Ellen hatte sich einen Stuhl neben das Krankenbett gezogen. Sie saß darauf schon eine ganze Weile, streichelte nachdenklich die linke Hand ihres Vaters.
„Die Brandwunden bereiten uns die größten Sorgen“, hatte der Chefarzt bei seinem letzten Kontrollgang gesagt, vor einer viertel Stunde etwa. „Um den Knöchel herum, wo die Strümpfe saßen, da sind stellenweise Verbrennungen zweiten Grades, und die Ferse und die Fußunterseite sehen auch nicht gut aus. Kann sein, dass da eine Hauttransplantation erforderlich wird. Langwierige Geschichte, erfahrungsgemäß.“
„Und der rechte Arm?“, hatte Ellen gefragt.
„Gebrochen, am Oberarmknochen. Aber den konnten wir leicht richten.“
„Und wie schlimm sind die übrigen Verletzungen?“
„Abgesehen von den Prellungen und Schürfwunden an Kopf, Hüfte und am Oberschenkel sind noch zwei Rippen angebrochen, auf der rechten Seite. Ziemlich schmerzhaft und kann dauern.“
„Ist das nicht gefährlich?“
„Nein. Da können sie beruhigt sein, Frau Ackermann. Problematisch sind, wie schon gesagt, die Verbrennungen. Damit ist nicht zu spaßen. Wegen der Belastung des Kreislaufs, besonders aber wegen der Infektionsgefahr. Die kann man selbst bei größter Sorgfalt niemals völlig auschließen.“
Ellen streichelte noch einmal über die Hand. Dann stand sie auf, ging ein paar Schritte und blieb am Fenster stehen. Sie stützte sich mit den Händen auf die Fensterbank. Ihr Blick streifte über die bräunlichen Weideflächen, die sanft ins Tal abfielen und am Horizont wieder aufwärts in niedrige Hecken, Buschgruppen und bewaldete Hügel übergingen. Rechts erkannte sie die flachen Gebäude des Flugplatzes Atterheide. Über allem schwebten dichte graue Wolken. Es regnete leicht.
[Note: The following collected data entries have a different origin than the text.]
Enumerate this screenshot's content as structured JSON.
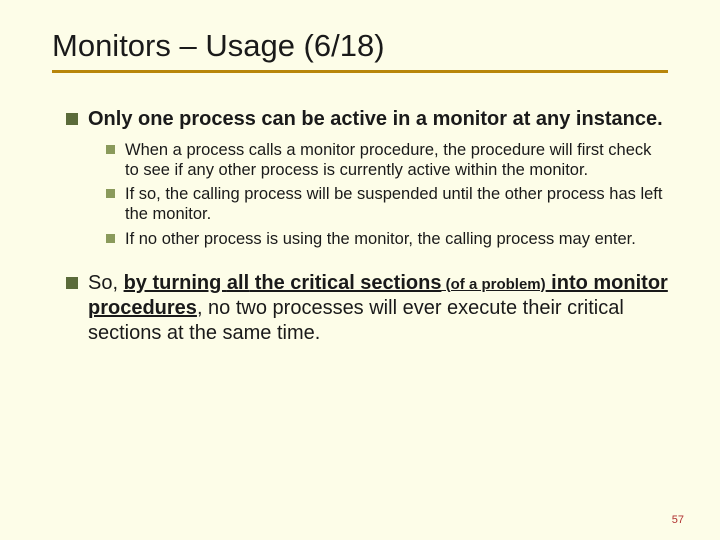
{
  "title": "Monitors – Usage (6/18)",
  "bullets": {
    "b1": "Only one process can be active in a monitor at any instance.",
    "sub": {
      "s1": "When a process calls a monitor procedure, the procedure will first check to see if any other process is currently active within the monitor.",
      "s2": "If so, the calling process will be suspended until the other process has left the monitor.",
      "s3": "If no other process is using the monitor, the calling process may enter."
    },
    "b2": {
      "pre": "So, ",
      "phrase1": "by turning ",
      "all": "all",
      "phrase2": " the critical sections",
      "paren": " (of a problem)",
      "phrase3": " into monitor procedures",
      "rest": ", no two processes will ever execute their critical sections at the same time."
    }
  },
  "pagenum": "57"
}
Sie setzte sich auf die Fensterbank und betrachtete ihren Vater. Schade, dachte sie. Auf den Hochschulball heute Abend hatte ich mich so gefreut. Einmal wieder mit ihm tanzen, so richtig ausgiebig wie damals, vor sechs Jahren. Ob er das mit seinem Fuß jemals wieder kann?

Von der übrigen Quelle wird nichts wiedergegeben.